On est soufflés par la force du premier morceau ("21st Century Schizoid man"), la technicité des parties instrumentales, hésitant entre le jazz et le rock, laissant place à un solo dément au sens premier du terme, complètement schizoïde, avant de terminer sur le riff quasiment heavy metal du début de la chanson...
"I Talk to the Wind" est une ôde à la beauté triste de la nature, une sorte de cri desespéré d'un homme ne sachant plus où se situer dans son monde, comme perdu face aux éléments.
Avec "Epitaph", on rentre dans le domaine du tragique, telle une complainte contant la peur du lendemain, superbement illustrée par la voix envoûtante de Greg Lake.
"Moonchild" est quant à elle une sorte de ballade intimiste au début, légère, aérienne, qui disparaît peu à peu pour laisser place à l'immensité d'un désert interstellaire, illustré par les claviers de Ian Mc Donald, minimalistes. On est ici dans une sorte d'expérimentation proche de la musique contemporaine, où le fond sonore s'apparente plus à des bruits perçus qu'à une musique rythmée.
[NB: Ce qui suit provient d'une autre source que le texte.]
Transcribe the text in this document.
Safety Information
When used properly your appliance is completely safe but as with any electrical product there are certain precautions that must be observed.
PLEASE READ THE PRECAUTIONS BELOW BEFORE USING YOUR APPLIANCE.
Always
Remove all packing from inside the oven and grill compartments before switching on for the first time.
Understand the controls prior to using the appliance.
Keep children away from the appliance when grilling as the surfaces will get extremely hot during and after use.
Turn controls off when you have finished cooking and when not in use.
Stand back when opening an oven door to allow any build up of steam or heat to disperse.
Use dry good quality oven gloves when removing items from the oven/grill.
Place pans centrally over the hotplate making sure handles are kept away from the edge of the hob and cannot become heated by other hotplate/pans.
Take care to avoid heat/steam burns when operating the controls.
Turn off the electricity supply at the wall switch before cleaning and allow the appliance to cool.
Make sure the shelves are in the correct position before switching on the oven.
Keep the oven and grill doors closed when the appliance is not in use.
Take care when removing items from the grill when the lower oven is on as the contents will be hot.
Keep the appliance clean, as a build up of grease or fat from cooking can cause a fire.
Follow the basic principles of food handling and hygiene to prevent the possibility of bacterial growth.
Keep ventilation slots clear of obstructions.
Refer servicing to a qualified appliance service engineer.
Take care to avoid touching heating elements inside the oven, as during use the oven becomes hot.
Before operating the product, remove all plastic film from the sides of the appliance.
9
Avec un peu d'imagination, on arrive à percevoir le scintillement des étoiles, ou comme suggéré par les paroles, des oiseaux de nuit, des fleurs dans un jardin, un homme dormant sur les marches d'une fontaine...10 minutes d'intemporalité totale...
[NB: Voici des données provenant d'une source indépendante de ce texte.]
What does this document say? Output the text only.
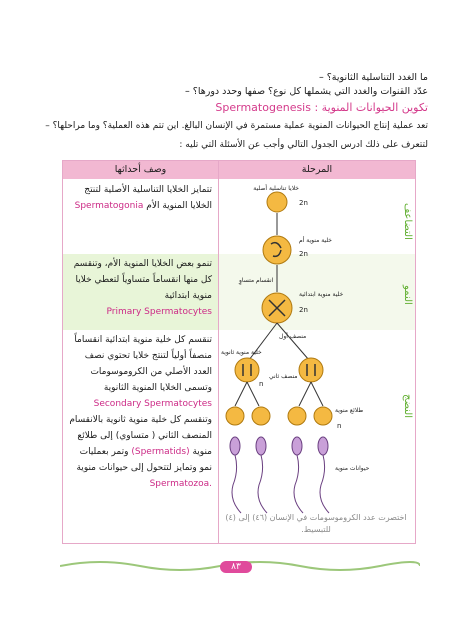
ما الغدد التناسلية الثانوية؟ –
عدّد القنوات والغدد التي يشملها كل نوع؟ صفها وحدد دورها؟ –
تكوين الحيوانات المنوية : Spermatogenesis
تعد عملية إنتاج الحيوانات المنوية عملية مستمرة في الإنسان البالغ. اين تتم هذه العملية؟ وما مراحلها؟ –
لتتعرف على ذلك ادرس الجدول التالي وأجب عن الأسئلة التي تليه :
وصف أحداثها	المرحلة
تتمايز الخلايا التناسلية الأصلية لتنتج الخلايا المنوية الأم Spermatogonia
تنمو بعض الخلايا المنوية الأم، وتنقسم كل منها انقساماً متساوياً لتعطي خلايا منوية ابتدائية
Primary Spermatocytes
تنقسم كل خلية منوية ابتدائية انقساماً منصفاً أولياً لتنتج خلايا تحتوي نصف العدد الأصلي من الكروموسومات وتسمى الخلايا المنوية الثانوية
Secondary Spermatocytes
وتنقسم كل خلية منوية ثانوية بالانقسام المنصف الثاني ( متساوي) إلى طلائع منوية (Spermatids) وتمر بعمليات نمو وتمايز لتتحول إلى حيوانات منوية Spermatozoa.
التضاعف
النمو
النضج
خلايا تناسلية أصلية
2n
خلية منوية أم
2n
انقسام متساوٍ
خلية منوية ابتدائية
2n
منصف أول
خلية منوية ثانوية
n
منصف ثاني
طلائع منوية
n
حيوانات منوية
اختصرت عدد الكروموسومات في الإنسان (٤٦) إلى (٤) للتبسيط.
٨٣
Avant que cette symphonie moderne qu'est "The Court of the Crimson King" ne nous réveille brutalement de cette léthargie paisible. Sur ce dernier titre, on a affaire à un refrain grandiloquent, porté par des choeurs mystérieux, une orchestration majestueuse s'effaçant sur les couplets pour laisser place à des arpèges cristallins merveilleux dont seul Robert Fripp a le secret. Dans un de ces moments de calme, on est charmés par la flûte traversière, la légèreté du jeu de Michael Giles sur les cymbales et le charisme de Greg Lake, assurément un des meilleurs chanteurs de sa génération au niveau de la force émotionnelle. Et lorsque l'on croit cet album terminé, les cymbales s'effaçant peu à peu après le crash final, ce sont les instruments à vent qui relancent la machine pour un final reprenant l'orchestration présente sur le refrain, mais sans les paroles, remplacées par lignes de clavier, encore une fois mystérieuses, avant que tout ne retombe d'un seul coup, comme si toute vie venait enfin de disparaître...
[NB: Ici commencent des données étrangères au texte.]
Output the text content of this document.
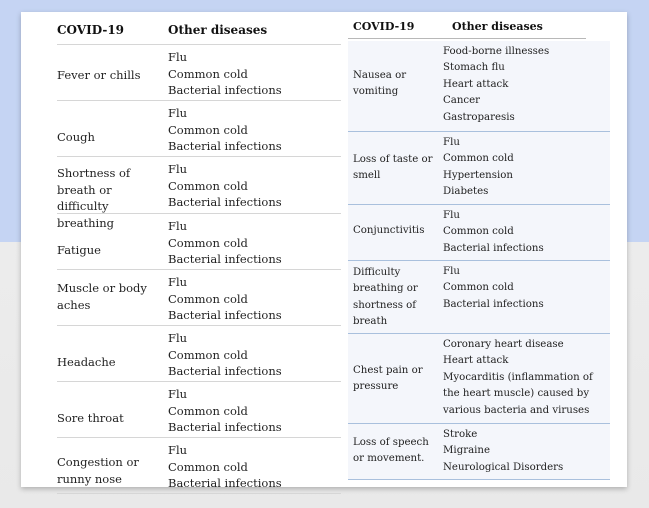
COVID-19	Other diseases
Fever or chills
Flu
Common cold
Bacterial infections
Cough
Flu
Common cold
Bacterial infections
Shortness of breath or difficulty breathing
Flu
Common cold
Bacterial infections
Fatigue
Flu
Common cold
Bacterial infections
Muscle or body aches
Flu
Common cold
Bacterial infections
Headache
Flu
Common cold
Bacterial infections
Sore throat
Flu
Common cold
Bacterial infections
Congestion or runny nose
Flu
Common cold
Bacterial infections
COVID-19	Other diseases
Nausea or vomiting
Food-borne illnesses
Stomach flu
Heart attack
Cancer
Gastroparesis
Loss of taste or smell
Flu
Common cold
Hypertension
Diabetes
Conjunctivitis
Flu
Common cold
Bacterial infections
Difficulty breathing or shortness of breath
Flu
Common cold
Bacterial infections
Chest pain or pressure
Coronary heart disease
Heart attack
Myocarditis (inflammation of the heart muscle) caused by various bacteria and viruses
Loss of speech or movement.
Stroke
Migraine
Neurological Disorders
Un disque culte, extraordinaire dans son intensité, avant-gardiste dans la façon d'aborder les parties intrumentales, un disque que beaucoup considèrent comme le fondement du rock progressif (on est en 1969). Mais "In the Court of the Crimson King" est bien plus que ça, c'est avant tout une oeuvre magique, d'une beauté rare, et qui fait date dans la musique populaire du XXème siècle.





SANTANA
SANTANA


Le 08 Juin 2004 par DAVID

Je n'ai jamais écouter en entier un vieux disque de Santana, mais effectivement, l'interprétation de Soul Sacrifice à Woodstock reste un grand souvenir pour moi (non non j'étais même pas né mais bon, pour l'avoir vu en vidéo bien sur ;o)). Rien à voir avec ce que Santana fait maintenant. A creuser donc.